I have a bad habit of starting new 'series' on my blog and then neglecting them. Me bad!

Well, here is the next post in my series on Friendships. In the debut post, I wrote about what I see as the differences between close friends, friends and acquaintances and the struggle that many of us experience with making and keeping friends.

The most major obstacle I have encountered in maintaining friendships is realising that it takes two people to make a friendship work and when one neglects the relationship, there is little the other can do apart from confront them. If they are still unwilling to put effort into the friendship, then really the only option is for the friend making all the effort to let the friendship die. This is painful but it is reality. I've experienced it myself and I'm sure most people have too.

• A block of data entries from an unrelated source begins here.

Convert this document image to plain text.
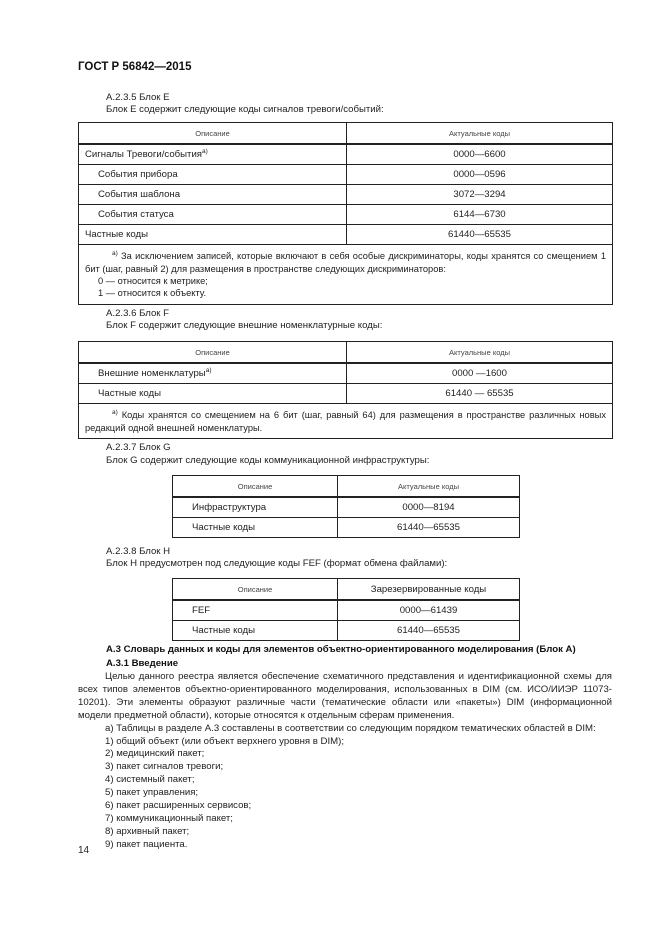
ГОСТ Р 56842—2015
А.2.3.5 Блок Е
Блок Е содержит следующие коды сигналов тревоги/событий:
Описание	Актуальные коды
Сигналы Тревоги/события$^{а)}$	0000—6600
События прибора	0000—0596
События шаблона	3072—3294
События статуса	6144—6730
Частные коды	61440—65535

$^{а)}$ За исключением записей, которые включают в себя особые дискриминаторы, коды хранятся со смещением 1 бит (шаг, равный 2) для размещения в пространстве следующих дискриминаторов:
0 — относится к метрике;
1 — относится к объекту.	
А.2.3.6 Блок F
Блок F содержит следующие внешние номенклатурные коды:
Описание	Актуальные коды
Внешние номенклатуры$^{а)}$	0000 —1600
Частные коды	61440 — 65535

$^{а)}$ Коды хранятся со смещением на 6 бит (шаг, равный 64) для размещения в пространстве различных новых редакций одной внешней номенклатуры.	
А.2.3.7 Блок G
Блок G содержит следующие коды коммуникационной инфраструктуры:
Описание	Актуальные коды
Инфраструктура	0000—8194
Частные коды	61440—65535
А.2.3.8 Блок Н
Блок Н предусмотрен под следующие коды FEF (формат обмена файлами):
Описание	Зарезервированные коды
FEF	0000—61439
Частные коды	61440—65535
А.3 Словарь данных и коды для элементов объектно-ориентированного моделирования (Блок А)
А.3.1 Введение
Целью данного реестра является обеспечение схематичного представления и идентификационной схемы для всех типов элементов объектно-ориентированного моделирования, использованных в DIM (см. ИСО/ИИЭР 11073-10201). Эти элементы образуют различные части (тематические области или «пакеты») DIM (информационной модели предметной области), которые относятся к отдельным сферам применения.
а) Таблицы в разделе А.3 составлены в соответствии со следующим порядком тематических областей в DIM:
1) общий объект (или объект верхнего уровня в DIM);
2) медицинский пакет;
3) пакет сигналов тревоги;
4) системный пакет;
5) пакет управления;
6) пакет расширенных сервисов;
7) коммуникационный пакет;
8) архивный пакет;
9) пакет пациента.
14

Most people don't intentionally neglect to stay in touch with their friends. Often they just get wrapped up their own issues and the busyness of life. I know I always do my best to stay in touch with people and it hurts greatly when they don't return the gesture. Sure they get excited if I ring or email or want to catch up in person but I know deep down that if I didn't make that move, they never would have bothered.

Friendships take effort; they don't just happen. And if you have a valuable friendship don't let busyness, distance or other friends crowd that out. We need to be proactive and make the time. Unfortunately I seem to be meeting more and more people that say they really don't care if they lose touch with people they were once close to; they just seem to want company and don't care who that may be.

You may have heard some people say that friendships are either for a reason, a season or a lifetime. This may be partly true but I think many people use this as an excuse not to stay in touch with people. If their good friend moves away, it's out of sight, out of mind and on to the next friend. A good friend of mine was very upset when she lost touch with another good friend of hers who she used to work with. When her friend moved from Albany to Perth, my friend sought to keep in touch and for a while it worked. But gradually her friend made no effort at all and my friend couldn't get in touch with her. She even invited her to her wedding but didn't hear back and her friend ended up being a no-show. Eventually she heard through the grapevine that her friend had no intention of keeping in touch because, although she once valued their friendship, she saw them as 'friends for a season' and now there was no point in keeping the relationship going. My friend was initially hurt and offended but gradually she got over it and now she has lost touch with this person.

I've faced similar situations and I know how my friend feels but it takes two to tango and if the friendship isn't being reciprocated, it's time to let it go. I don't mean cut them off or be nasty to them but just stop making all the effort. Painful but reality.